An inner hard pipe core is required to ensure that when the filter is cleaned using back flushing, the cartridge fibres do not lose their form. For industrial use, for high temperature, cotton fibres with stainless steel core is used. Since we do not require high temperatures such as 120C that they require, we are able to replace this with eco-friendly sustainable bamboo core. Bamboo cores are being used to produce durable water bottles, and industry is well-developed that can source good quality bamboo, and manufacture it to requirements.
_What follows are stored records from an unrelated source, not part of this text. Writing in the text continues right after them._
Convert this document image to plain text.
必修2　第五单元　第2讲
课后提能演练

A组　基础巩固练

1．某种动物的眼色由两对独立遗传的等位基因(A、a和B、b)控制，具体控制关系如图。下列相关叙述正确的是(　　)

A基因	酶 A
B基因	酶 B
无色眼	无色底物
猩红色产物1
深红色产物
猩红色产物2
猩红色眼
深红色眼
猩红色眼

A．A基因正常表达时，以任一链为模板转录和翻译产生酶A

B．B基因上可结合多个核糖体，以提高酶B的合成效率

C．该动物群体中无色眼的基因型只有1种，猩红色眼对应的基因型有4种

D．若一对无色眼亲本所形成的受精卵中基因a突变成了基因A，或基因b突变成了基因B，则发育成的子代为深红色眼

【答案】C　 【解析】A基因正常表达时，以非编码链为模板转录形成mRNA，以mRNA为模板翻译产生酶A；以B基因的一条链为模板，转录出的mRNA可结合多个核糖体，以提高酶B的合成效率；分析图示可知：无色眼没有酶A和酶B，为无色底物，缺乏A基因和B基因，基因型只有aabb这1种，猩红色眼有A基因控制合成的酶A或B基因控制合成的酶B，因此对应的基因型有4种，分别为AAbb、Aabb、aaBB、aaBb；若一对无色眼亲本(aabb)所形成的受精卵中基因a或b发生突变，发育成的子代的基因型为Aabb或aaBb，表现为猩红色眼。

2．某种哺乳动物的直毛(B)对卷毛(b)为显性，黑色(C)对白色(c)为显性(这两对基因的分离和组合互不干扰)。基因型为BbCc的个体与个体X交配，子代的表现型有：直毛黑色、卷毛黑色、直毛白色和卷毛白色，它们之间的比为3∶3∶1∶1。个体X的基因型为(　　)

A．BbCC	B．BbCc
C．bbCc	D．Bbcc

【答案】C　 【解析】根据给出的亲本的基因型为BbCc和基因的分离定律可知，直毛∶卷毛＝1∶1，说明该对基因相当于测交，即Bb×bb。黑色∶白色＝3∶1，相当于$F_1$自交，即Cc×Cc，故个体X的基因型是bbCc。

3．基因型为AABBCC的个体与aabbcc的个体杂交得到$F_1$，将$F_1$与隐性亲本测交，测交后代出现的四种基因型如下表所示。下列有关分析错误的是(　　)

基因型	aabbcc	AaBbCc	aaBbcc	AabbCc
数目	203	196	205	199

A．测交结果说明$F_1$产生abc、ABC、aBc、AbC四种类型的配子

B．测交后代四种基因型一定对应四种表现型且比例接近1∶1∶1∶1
The cartridge is built using a combination of jute cellulose nano fibre whiskers needle punched together to form non-woven membrane. These have shown to be able to filter nano particles. Antimicrobial treatment is done using chitosan and vegetable dyes has shown to make it resistant to bacteria, better conductor of electricity, and thus a better filtration medium. It has also shown to be better at keeping its form after cleaning using back flushing, compared with glass wool in some studies.

Jute micro and nanofibre  along with unmercerised cotton fibres will be used to produce the cartridge. No existing manufacturers make this, though facilities for jute fibre nonwoven membranes and cotton filter cartridges do exist. So this will be an innovative product.

The outer shell is built from repurposed moulded bamboo, made using bamboo fibres and plant-based resin adhesive. Water jugs using this material are being sold, so the industry exists.



Inner core: £5, filter cartridge: £3.70, outer shell: £5, assembly manufacture and additional costs: £2.

These are bulk manufacture estimated costs based on available products. The picture above is of water bottles 7.5 cm diameter available in different lengths, made in Assam, India. Similar bamboo industry exists in Vietnam, China and other countries.


Sustainability, culture and costs:

These filters are used in places where either 1) water is scarce, 2) there is poverty, 3)refugee camps, or 4) sustainability enthusiasts.

Keeping these in mind, the product has been designed to be flexible, and easy to use.